The objective of this thesis was to investigate coagulation activation during extracorporeal circulation. Two groups were selected for study: patients undergoing elective cardiac surgery requiring cardiopulmonary bypass (CPB) and critically ill patients in acute renal failure requiring continuous venovenous haemofiltration (CVVH). It was suspected that contact activation by the CVVH circuitry might cause the observed generation of thrombin during haemofiltration. However, there was no evidence of contact activation during CVVH. I therefore investigated activation of the tissue factor pathway. Initially during CVVH FVIIa generation was suppressed due to the release of TFPI by heparin. However, the TFPI response to heparin is tachyphylactic, as TFPI levels fell FVIIa generation occurred, coincidental to thrombin generation. This prompted the investigation of the tissue factor pathway during CPB where mechanisms of thrombin generation are not understood. During CPB, although there was an initial increase in FVIIa, the heparin released TFPI, which in contrast to CVVH was maintained throughout the procedure, suppressed FVIIa generation. Like CVVH, there was no evidence for contact activation. This suggested that thrombin generation during CPB did occur, but was not related to activation of either the contact system or tissue factor pathway.
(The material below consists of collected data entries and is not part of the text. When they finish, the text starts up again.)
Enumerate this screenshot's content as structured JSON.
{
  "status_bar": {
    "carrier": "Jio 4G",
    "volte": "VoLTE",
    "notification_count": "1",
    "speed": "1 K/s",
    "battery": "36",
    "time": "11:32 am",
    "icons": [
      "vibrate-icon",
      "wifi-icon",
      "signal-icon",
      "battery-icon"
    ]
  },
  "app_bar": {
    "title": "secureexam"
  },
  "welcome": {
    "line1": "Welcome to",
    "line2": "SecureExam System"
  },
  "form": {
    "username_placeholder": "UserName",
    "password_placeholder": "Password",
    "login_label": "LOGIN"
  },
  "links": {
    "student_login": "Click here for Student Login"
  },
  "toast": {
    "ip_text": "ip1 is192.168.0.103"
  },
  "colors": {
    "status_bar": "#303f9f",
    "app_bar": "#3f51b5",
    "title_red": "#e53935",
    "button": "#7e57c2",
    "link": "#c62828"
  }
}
I therefore examined other potential mechanisms of thrombin generation at surfaces not detectable using conventional assays. The activation of FXII on the surface of lipoproteins and blood cells was investigated in vitro as a possible mechanism for coagulation activation which might lead to thrombin generation during CPB. FXIIa generation was demonstrated on triglyceride- rich lipoprotein particles and leucocyte surfaces, where it may be protected from inhibition by serpines. Enhanced activation and reduced inhibition of the tissue factor pathway was also demonstrated in blood from the pericardial cavity during CPB. Reinfusion of this blood to the patient was deemed likely to contribute to systemic coagulation activation during CPB.

Type: Thesis (Doctoral)
Qualification: Ph.D
Title: An investigation into coagulation activation during extracorporeal circulation.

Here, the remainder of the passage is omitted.